An Empirical Comparison of Preservation Methods for Synthetic DNA Data Storage

Synthetic DNA has recently risen as a viable alternative for long‐term digital data storage. To ensure that information is safely recovered after storage, it is essential to appropriately preserve the physical DNA molecules encoding the data. While preservation of biological DNA has been studied previously, synthetic DNA differs in that it is typically much shorter in length, it has different sequence profiles with fewer, if any, repeats (or homopolymers), and it has different contaminants.
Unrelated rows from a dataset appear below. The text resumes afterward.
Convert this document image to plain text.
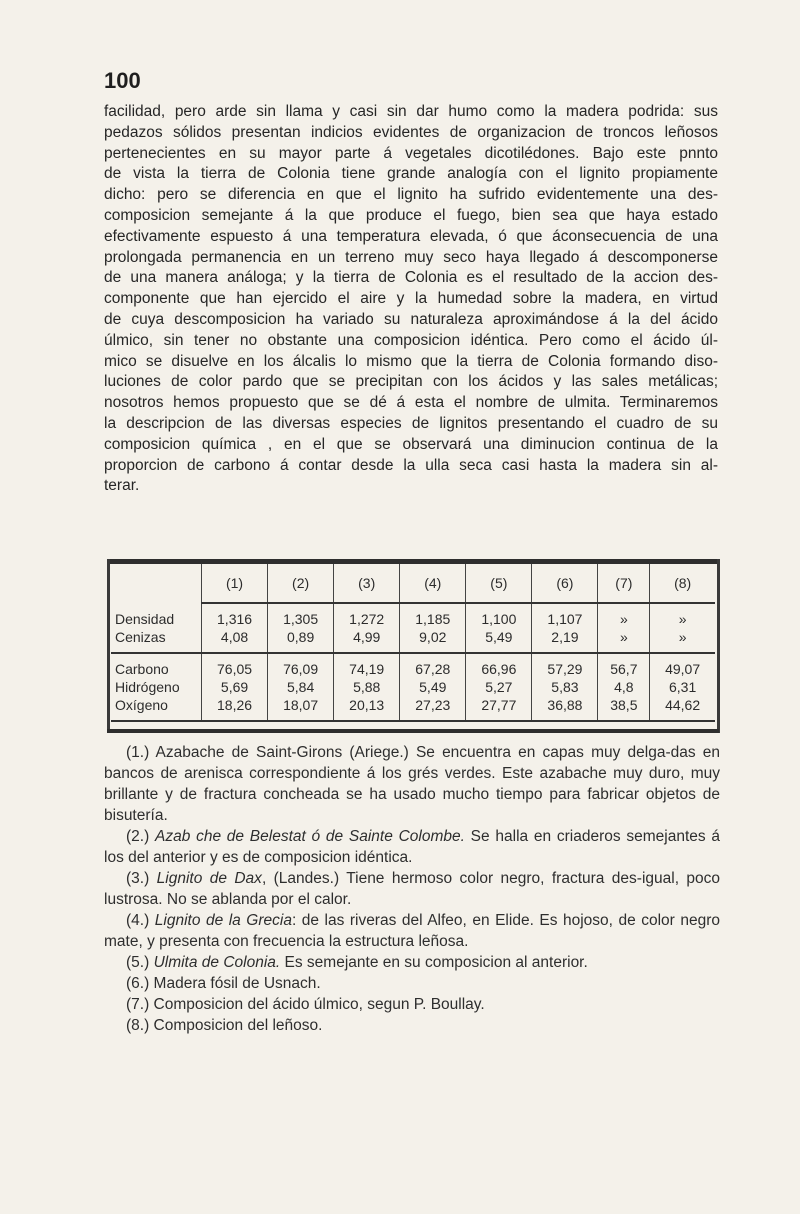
100
facilidad, pero arde sin llama y casi sin dar humo como la madera podrida: sus
pedazos sólidos presentan indicios evidentes de organizacion de troncos leñosos
pertenecientes en su mayor parte á vegetales dicotilédones. Bajo este pnnto
de vista la tierra de Colonia tiene grande analogía con el lignito propiamente
dicho: pero se diferencia en que el lignito ha sufrido evidentemente una des-
composicion semejante á la que produce el fuego, bien sea que haya estado
efectivamente espuesto á una temperatura elevada, ó que áconsecuencia de una
prolongada permanencia en un terreno muy seco haya llegado á descomponerse
de una manera análoga; y la tierra de Colonia es el resultado de la accion des-
componente que han ejercido el aire y la humedad sobre la madera, en virtud
de cuya descomposicion ha variado su naturaleza aproximándose á la del ácido
úlmico, sin tener no obstante una composicion idéntica. Pero como el ácido úl-
mico se disuelve en los álcalis lo mismo que la tierra de Colonia formando diso-
luciones de color pardo que se precipitan con los ácidos y las sales metálicas;
nosotros hemos propuesto que se dé á esta el nombre de ulmita. Terminaremos
la descripcion de las diversas especies de lignitos presentando el cuadro de su
composicion química , en el que se observará una diminucion continua de la
proporcion de carbono á contar desde la ulla seca casi hasta la madera sin al-
terar.
	(1)	(2)	(3)	(4)	(5)	(6)	(7)	(8)
Densidad	1,316	1,305	1,272	1,185	1,100	1,107	»	»
Cenizas	4,08	0,89	4,99	9,02	5,49	2,19	»	»
Carbono	76,05	76,09	74,19	67,28	66,96	57,29	56,7	49,07
Hidrógeno	5,69	5,84	5,88	5,49	5,27	5,83	4,8	6,31
Oxígeno	18,26	18,07	20,13	27,23	27,77	36,88	38,5	44,62

(1.) Azabache de Saint-Girons (Ariege.) Se encuentra en capas muy delga-das en bancos de arenisca correspondiente á los grés verdes. Este azabache muy duro, muy brillante y de fractura concheada se ha usado mucho tiempo para fabricar objetos de bisutería.

(2.) Azab che de Belestat ó de Sainte Colombe. Se halla en criaderos semejantes á los del anterior y es de composicion idéntica.

(3.) Lignito de Dax, (Landes.) Tiene hermoso color negro, fractura des-igual, poco lustrosa. No se ablanda por el calor.

(4.) Lignito de la Grecia: de las riveras del Alfeo, en Elide. Es hojoso, de color negro mate, y presenta con frecuencia la estructura leñosa.

(5.) Ulmita de Colonia. Es semejante en su composicion al anterior.

(6.) Madera fósil de Usnach.

(7.) Composicion del ácido úlmico, segun P. Boullay.

(8.) Composicion del leñoso.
In this paper, nine different methods used to preserve data files encoded in synthetic DNA are evaluated by accelerated aging of nearly 29 000 DNA sequences. In addition to a molecular count comparison, the DNA is also sequenced and analyzed after aging. These findings show that errors and erasures are stochastic and show no practical distribution difference between preservation methods. Finally, the physical density of these methods is compared and a stability versus density trade‐offs discussion provided. Storing data in synthetic DNA may be a solution to the ever‐expanding long‐term digital data storage needs. A practical concern is the method for physically storing this DNA. This work evaluates the ability of nine different methods to preserve DNA. Accelerated aging of tens of thousands of DNA sequences yields a wide distribution of half‐lives, uncorrelated with sequence patterns.